Besides a respectable 69-46-1 game record, that despite 1-10 records in the first two years, Brown left UNC as it was putting the finishing touches on a grandstand enclosure in the west end zone and a first-class players’ facility and football museum behind it. He is credited with a major role in the private fundraising for the building. The Tar Heels finished that year ranked sixth nationally.
Coaches often are measured by their success against their most serious rivals, and Brown was very, very good in North Carolina. After the initial losing seasons, his teams lost only three times in 24 games against N.C. State, Duke and Wake Forest over eight years.
There was considerable discord among the Carolina faithful when Brown announced he was leaving after Texas fired John Mackovic in 1997. In early December, he told his players he was happy here and would not be leaving; his subsequent decision to take the job surprised a lot of people, and at one point Brown said publicly that he was upset with things football fans said about him and his family. (Brown’s departure came less than two months after basketball legend Dean Smith surprised UNC with his retirement.)
He was bound for more accolades at one of college football’s premier addresses. Brown won 158 games and lost 48 at Texas. The national title came in an undefeated 2005 season. The Longhorns also played in the title game in 2009. Prior to his time in Chapel Hill, Brown was head coach at Appalachian State and Tulane. His overall record as a head coach is 244-122-1, making him the 10th-biggest winner all-time in the game’s top division. He won more games than any college coach in the country over a 24-year period from 1990 to 2013.
His only losing record at Texas, and only failure to make a bowl game, came in 2010. Brown’s annual salary was about $5 million in his last season at Texas.
He said he has not talked with anybody about joining his staff. He was scheduled to meet with his players Tuesday afternoon and said he also was being mentored by some of the members of his first teams at Carolina.
Brown handed gratitude to John Swofford ’71, the athletics director who hired him here and now is commissioner of the ACC.
“John Swofford gave me an opportunity here when we weren’t great at Tulane,” Brown said. “So he took a chance, and it was a huge chance. And it took us a while to get fixed and I remember, bless his heart, Woody Durham [’63] asked me after a ball game the year we were 6-4-1, I think, maybe the third year, he said, ‘Are you going to get this fixed?’ And it just popped out, I said, ‘Yes, I don’t know when, but I know it’s going to be fixed now because we’re getting good.’ ”
UNC reported that 80 percent of his players at UNC earned their degrees; that at Texas, more than a third of his players earned 3.0 grade point averages and were named to the Big 12 honor rolls; and that from 2006 to 2013, Texas placed a league-high 159 players on the Academic All-Big 12 team, 35 more than any other school.

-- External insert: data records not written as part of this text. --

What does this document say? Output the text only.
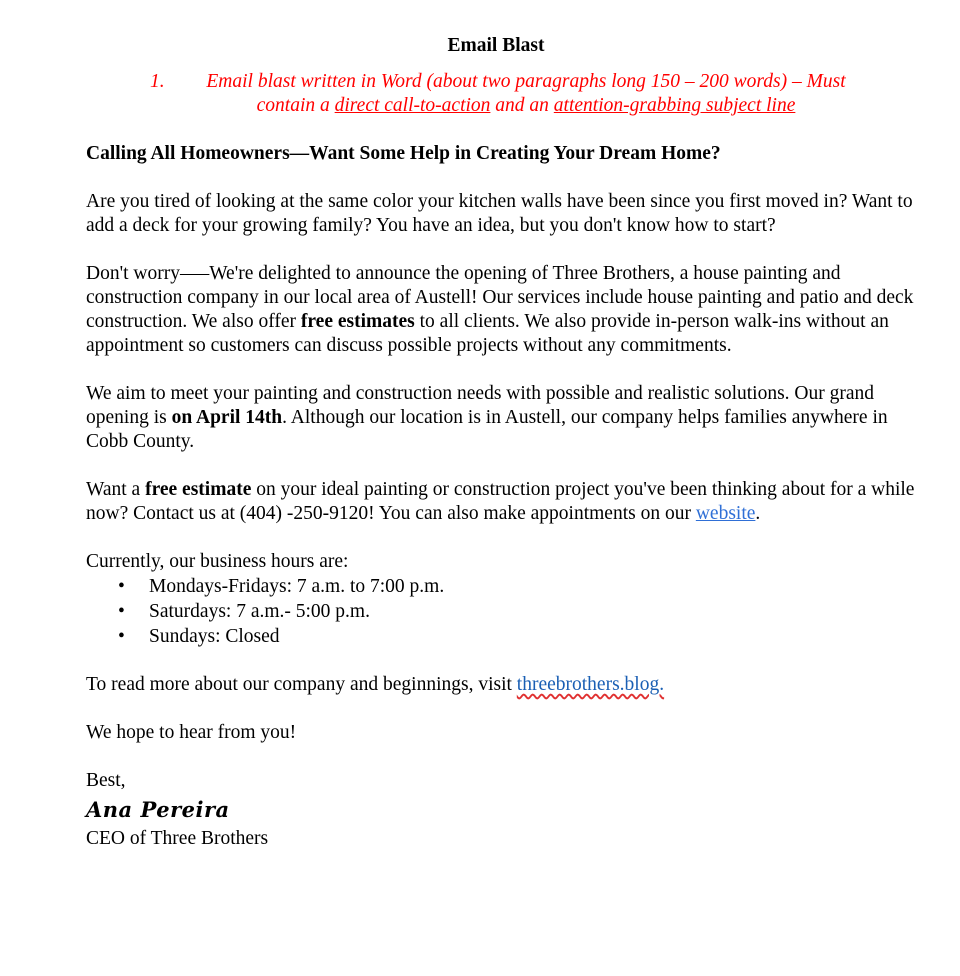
Email Blast
1.	Email blast written in Word (about two paragraphs long 150 – 200 words) – Must contain a direct call-to-action and an attention-grabbing subject line
Calling All Homeowners—Want Some Help in Creating Your Dream Home?

Are you tired of looking at the same color your kitchen walls have been since you first moved in? Want to add a deck for your growing family? You have an idea, but you don't know how to start?

Don't worry—–We're delighted to announce the opening of Three Brothers, a house painting and construction company in our local area of Austell! Our services include house painting and patio and deck construction. We also offer free estimates to all clients. We also provide in-person walk-ins without an appointment so customers can discuss possible projects without any commitments.

We aim to meet your painting and construction needs with possible and realistic solutions. Our grand opening is on April 14th. Although our location is in Austell, our company helps families anywhere in Cobb County.

Want a free estimate on your ideal painting or construction project you've been thinking about for a while now? Contact us at (404) -250-9120! You can also make appointments on our website.

Currently, our business hours are:
• Mondays-Fridays: 7 a.m. to 7:00 p.m.
• Saturdays: 7 a.m.- 5:00 p.m.
• Sundays: Closed

To read more about our company and beginnings, visit threebrothers.blog.

We hope to hear from you!

Best,
Ana Pereira
CEO of Three Brothers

UNC has not had a head coach leave of his own volition since Brown. The University has in that time released Carl Torbush, John Bunting ’72 and Butch Davis.
Four of Fedora’s seven teams had winning records, but after consecutive years of three and two wins, his record at Carolina was 45-43 overall and 28-28 against Atlantic Coast Conference opponents. He was let go Nov. 25, the day after an overtime loss to N.C. State.